- Venue: Kujawsko-Pomorska Arena Toruń
- Location: Toruń, Poland
- Dates: 20 March
- Winning time: 6.41

Medalists
| gold medal | Jordan Anthony | United States |
| silver medal | Kishane Thompson | Jamaica |
| bronze medal | Trayvon Bromell | United States |

= 2026 World Athletics Indoor Championships – Men's 60 metres =

The men's 60 metres at the 2026 World Athletics Indoor Championships took place on the short track of the Kujawsko-Pomorska Arena Toruń in Toruń, Poland, on 20 March 2026. This was the 22nd time the event will be contested at the World Athletics Indoor Championships.
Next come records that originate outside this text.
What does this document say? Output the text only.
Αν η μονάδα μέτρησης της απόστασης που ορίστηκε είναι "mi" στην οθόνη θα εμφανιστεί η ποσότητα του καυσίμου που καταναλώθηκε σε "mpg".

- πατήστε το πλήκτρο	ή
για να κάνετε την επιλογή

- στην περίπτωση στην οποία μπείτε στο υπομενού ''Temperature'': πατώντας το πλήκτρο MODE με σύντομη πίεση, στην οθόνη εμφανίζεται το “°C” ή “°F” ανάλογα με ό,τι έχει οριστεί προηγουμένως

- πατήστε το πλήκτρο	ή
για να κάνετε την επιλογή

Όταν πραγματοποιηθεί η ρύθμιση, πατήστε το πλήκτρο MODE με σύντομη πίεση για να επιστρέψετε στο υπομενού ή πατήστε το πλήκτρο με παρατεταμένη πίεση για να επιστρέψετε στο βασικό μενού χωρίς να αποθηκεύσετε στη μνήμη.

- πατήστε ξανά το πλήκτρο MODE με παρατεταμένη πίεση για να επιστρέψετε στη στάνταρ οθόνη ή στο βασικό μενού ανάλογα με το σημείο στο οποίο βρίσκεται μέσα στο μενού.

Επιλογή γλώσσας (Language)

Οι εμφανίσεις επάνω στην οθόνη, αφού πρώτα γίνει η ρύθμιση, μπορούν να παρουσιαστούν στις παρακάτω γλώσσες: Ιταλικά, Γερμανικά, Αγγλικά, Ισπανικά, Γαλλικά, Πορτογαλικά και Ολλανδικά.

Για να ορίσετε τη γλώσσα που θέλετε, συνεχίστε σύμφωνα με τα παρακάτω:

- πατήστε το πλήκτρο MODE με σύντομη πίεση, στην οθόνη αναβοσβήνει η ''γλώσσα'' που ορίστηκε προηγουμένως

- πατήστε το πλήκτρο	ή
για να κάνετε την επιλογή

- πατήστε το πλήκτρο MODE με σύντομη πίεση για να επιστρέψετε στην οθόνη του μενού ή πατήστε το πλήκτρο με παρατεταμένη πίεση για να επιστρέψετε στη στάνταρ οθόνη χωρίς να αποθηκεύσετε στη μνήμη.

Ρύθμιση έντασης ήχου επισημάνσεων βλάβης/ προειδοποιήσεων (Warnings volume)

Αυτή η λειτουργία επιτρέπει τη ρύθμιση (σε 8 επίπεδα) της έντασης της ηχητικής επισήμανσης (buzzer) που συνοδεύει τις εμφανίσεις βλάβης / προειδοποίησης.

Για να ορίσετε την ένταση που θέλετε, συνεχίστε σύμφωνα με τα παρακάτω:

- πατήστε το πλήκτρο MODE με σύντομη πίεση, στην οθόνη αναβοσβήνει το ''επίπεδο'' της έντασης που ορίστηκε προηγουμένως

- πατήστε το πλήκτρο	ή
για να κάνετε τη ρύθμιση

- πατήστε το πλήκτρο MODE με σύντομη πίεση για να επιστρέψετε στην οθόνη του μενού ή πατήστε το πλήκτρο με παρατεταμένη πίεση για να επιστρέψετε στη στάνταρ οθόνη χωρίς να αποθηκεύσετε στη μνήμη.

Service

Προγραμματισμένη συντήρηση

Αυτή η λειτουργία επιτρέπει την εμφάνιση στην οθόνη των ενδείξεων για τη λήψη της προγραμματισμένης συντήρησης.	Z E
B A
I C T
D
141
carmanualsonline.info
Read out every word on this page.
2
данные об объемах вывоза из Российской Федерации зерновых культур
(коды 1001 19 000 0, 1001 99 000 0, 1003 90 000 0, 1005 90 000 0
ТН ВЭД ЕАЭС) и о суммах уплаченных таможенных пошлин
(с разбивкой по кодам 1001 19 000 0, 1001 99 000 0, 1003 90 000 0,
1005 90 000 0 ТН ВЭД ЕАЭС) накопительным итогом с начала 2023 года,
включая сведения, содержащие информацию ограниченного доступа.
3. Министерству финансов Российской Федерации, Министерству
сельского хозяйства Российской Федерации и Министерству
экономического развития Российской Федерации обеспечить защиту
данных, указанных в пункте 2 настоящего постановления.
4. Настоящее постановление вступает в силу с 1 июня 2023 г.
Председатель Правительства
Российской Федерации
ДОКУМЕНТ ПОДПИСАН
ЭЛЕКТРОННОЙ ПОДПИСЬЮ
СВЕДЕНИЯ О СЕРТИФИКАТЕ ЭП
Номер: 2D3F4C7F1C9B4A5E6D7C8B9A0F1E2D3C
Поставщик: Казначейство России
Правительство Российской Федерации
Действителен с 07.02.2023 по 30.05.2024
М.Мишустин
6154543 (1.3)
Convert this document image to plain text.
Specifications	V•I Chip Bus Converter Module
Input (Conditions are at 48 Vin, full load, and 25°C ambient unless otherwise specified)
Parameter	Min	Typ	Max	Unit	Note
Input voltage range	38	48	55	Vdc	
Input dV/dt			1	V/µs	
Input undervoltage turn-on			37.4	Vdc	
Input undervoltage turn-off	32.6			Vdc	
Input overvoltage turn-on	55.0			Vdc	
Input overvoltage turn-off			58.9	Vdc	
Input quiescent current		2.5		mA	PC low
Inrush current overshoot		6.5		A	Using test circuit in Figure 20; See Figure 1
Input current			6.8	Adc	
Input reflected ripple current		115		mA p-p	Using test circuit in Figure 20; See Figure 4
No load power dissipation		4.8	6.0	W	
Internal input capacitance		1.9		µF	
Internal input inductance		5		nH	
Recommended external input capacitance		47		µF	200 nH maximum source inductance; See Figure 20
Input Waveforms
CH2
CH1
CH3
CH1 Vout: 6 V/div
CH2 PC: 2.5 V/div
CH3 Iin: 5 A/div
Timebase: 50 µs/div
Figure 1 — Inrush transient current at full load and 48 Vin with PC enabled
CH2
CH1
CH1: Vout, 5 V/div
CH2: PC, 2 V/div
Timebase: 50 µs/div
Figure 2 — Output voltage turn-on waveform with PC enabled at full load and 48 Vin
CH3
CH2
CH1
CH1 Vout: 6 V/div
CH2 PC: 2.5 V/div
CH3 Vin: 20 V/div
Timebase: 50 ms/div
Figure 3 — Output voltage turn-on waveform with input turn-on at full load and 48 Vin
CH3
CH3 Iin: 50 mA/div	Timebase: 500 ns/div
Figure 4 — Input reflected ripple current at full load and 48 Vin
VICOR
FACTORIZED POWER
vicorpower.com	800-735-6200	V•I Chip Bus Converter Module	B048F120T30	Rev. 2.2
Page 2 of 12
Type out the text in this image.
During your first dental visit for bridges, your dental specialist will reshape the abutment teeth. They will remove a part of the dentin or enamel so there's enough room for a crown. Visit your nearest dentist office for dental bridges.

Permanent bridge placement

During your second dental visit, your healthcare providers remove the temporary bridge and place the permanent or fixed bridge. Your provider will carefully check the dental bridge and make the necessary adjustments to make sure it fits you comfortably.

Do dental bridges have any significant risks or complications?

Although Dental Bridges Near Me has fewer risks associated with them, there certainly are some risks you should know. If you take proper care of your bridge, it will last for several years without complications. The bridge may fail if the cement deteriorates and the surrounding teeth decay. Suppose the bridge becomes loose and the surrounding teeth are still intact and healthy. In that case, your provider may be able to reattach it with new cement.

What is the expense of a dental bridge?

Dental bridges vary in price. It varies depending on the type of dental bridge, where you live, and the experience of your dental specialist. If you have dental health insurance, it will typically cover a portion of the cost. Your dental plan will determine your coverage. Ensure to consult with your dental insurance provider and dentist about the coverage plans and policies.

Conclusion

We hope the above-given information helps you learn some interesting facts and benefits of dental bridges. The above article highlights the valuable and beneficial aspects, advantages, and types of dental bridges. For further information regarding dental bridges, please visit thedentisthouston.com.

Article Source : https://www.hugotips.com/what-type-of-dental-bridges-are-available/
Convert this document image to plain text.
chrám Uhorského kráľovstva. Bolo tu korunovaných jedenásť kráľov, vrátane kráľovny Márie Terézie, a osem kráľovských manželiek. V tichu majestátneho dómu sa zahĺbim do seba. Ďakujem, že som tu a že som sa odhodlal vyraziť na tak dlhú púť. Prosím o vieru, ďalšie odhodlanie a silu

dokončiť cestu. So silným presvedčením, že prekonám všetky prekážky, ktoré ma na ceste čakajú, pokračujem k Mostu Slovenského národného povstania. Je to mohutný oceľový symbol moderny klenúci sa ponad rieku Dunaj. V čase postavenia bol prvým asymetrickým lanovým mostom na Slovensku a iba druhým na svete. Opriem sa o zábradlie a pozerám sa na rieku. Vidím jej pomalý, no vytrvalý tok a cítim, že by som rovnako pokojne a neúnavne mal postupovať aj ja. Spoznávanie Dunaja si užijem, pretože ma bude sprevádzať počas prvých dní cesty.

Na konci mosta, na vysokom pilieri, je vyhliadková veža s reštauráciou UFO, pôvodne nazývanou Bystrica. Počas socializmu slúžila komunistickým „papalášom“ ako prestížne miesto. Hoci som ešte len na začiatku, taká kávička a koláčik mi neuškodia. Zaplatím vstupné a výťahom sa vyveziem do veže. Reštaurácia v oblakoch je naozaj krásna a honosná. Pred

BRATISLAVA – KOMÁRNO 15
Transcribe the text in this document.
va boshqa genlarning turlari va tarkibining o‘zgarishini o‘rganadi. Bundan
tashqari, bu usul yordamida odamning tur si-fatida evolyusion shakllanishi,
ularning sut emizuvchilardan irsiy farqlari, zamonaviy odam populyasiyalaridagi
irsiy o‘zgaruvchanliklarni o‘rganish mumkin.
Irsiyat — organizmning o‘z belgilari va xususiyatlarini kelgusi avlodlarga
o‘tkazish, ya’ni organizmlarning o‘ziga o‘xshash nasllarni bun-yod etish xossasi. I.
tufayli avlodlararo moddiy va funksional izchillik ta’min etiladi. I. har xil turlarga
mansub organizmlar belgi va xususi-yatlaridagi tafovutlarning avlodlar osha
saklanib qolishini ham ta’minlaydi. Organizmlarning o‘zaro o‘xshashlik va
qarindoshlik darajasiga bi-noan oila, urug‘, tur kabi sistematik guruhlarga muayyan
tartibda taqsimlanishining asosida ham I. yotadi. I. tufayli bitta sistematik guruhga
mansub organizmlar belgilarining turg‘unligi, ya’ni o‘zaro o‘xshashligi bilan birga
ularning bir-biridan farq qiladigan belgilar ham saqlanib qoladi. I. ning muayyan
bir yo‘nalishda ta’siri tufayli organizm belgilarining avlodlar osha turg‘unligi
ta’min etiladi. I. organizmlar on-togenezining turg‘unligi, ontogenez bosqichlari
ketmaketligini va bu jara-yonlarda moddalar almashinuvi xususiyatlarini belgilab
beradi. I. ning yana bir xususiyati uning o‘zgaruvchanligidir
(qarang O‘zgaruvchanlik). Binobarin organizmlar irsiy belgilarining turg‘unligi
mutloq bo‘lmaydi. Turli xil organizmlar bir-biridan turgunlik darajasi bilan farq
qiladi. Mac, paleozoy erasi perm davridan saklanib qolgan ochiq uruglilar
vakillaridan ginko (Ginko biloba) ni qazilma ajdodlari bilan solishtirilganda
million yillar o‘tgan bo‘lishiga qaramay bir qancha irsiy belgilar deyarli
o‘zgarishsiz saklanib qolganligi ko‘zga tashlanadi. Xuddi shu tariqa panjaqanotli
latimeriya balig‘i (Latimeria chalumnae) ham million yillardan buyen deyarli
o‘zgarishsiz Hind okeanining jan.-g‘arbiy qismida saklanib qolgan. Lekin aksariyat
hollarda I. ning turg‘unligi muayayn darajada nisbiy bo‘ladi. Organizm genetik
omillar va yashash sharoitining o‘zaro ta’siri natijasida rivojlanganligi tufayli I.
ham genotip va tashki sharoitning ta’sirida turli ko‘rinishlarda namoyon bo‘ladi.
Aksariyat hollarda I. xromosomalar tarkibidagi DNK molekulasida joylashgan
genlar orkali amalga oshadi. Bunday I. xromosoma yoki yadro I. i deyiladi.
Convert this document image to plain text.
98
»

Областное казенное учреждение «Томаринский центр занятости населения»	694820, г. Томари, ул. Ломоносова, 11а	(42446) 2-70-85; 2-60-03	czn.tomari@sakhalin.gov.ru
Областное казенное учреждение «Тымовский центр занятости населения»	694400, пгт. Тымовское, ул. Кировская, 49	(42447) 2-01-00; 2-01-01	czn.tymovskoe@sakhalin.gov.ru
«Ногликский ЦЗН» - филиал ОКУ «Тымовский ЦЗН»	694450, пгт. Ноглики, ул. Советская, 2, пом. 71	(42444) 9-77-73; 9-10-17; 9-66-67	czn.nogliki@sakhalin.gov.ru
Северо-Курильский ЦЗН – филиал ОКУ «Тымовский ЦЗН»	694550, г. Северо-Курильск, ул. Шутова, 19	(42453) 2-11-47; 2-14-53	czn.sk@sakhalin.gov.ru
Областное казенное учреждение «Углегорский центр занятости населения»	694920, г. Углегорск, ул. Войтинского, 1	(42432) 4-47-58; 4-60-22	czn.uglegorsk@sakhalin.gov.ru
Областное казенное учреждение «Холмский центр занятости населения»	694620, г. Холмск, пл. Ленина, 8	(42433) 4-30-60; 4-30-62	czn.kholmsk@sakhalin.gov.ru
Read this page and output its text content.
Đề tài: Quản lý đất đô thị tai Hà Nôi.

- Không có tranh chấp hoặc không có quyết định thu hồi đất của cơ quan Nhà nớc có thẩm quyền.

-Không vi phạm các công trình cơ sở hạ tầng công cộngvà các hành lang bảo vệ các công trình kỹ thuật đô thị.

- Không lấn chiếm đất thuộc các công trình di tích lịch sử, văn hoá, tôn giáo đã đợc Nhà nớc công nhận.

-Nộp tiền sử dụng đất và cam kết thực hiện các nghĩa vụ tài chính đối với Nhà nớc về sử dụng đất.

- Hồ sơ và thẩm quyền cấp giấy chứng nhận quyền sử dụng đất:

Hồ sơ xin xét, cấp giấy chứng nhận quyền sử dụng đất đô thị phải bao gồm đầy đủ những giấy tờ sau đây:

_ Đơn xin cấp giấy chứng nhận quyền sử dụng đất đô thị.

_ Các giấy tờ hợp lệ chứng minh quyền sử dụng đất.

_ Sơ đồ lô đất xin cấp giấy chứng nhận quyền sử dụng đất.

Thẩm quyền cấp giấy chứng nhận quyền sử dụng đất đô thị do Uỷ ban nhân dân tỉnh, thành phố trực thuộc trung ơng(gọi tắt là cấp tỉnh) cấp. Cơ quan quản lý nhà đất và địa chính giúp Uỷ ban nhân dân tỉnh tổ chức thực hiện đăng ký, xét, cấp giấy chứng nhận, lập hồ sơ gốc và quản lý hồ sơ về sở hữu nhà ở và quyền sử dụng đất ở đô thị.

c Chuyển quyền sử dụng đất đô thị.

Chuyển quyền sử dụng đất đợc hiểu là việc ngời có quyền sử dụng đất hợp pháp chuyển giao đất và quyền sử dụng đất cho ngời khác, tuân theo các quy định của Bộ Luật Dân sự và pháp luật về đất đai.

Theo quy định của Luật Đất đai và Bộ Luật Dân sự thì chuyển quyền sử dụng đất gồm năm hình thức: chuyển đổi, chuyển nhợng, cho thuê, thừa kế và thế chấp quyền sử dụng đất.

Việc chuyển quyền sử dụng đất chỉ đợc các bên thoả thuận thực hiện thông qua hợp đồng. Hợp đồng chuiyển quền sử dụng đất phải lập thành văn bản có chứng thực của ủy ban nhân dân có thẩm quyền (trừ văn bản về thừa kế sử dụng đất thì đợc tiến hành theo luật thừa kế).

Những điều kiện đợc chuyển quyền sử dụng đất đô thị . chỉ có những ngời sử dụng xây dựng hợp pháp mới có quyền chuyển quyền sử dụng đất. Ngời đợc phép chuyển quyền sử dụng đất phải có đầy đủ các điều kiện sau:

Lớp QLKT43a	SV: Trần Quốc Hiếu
Athletes qualified by achieving the entry standard or by their World Athletics Ranking in the event.

== Background ==
The men's 60 metres was contested 21 times before 2026, at every previous edition of the World Athletics Indoor Championships.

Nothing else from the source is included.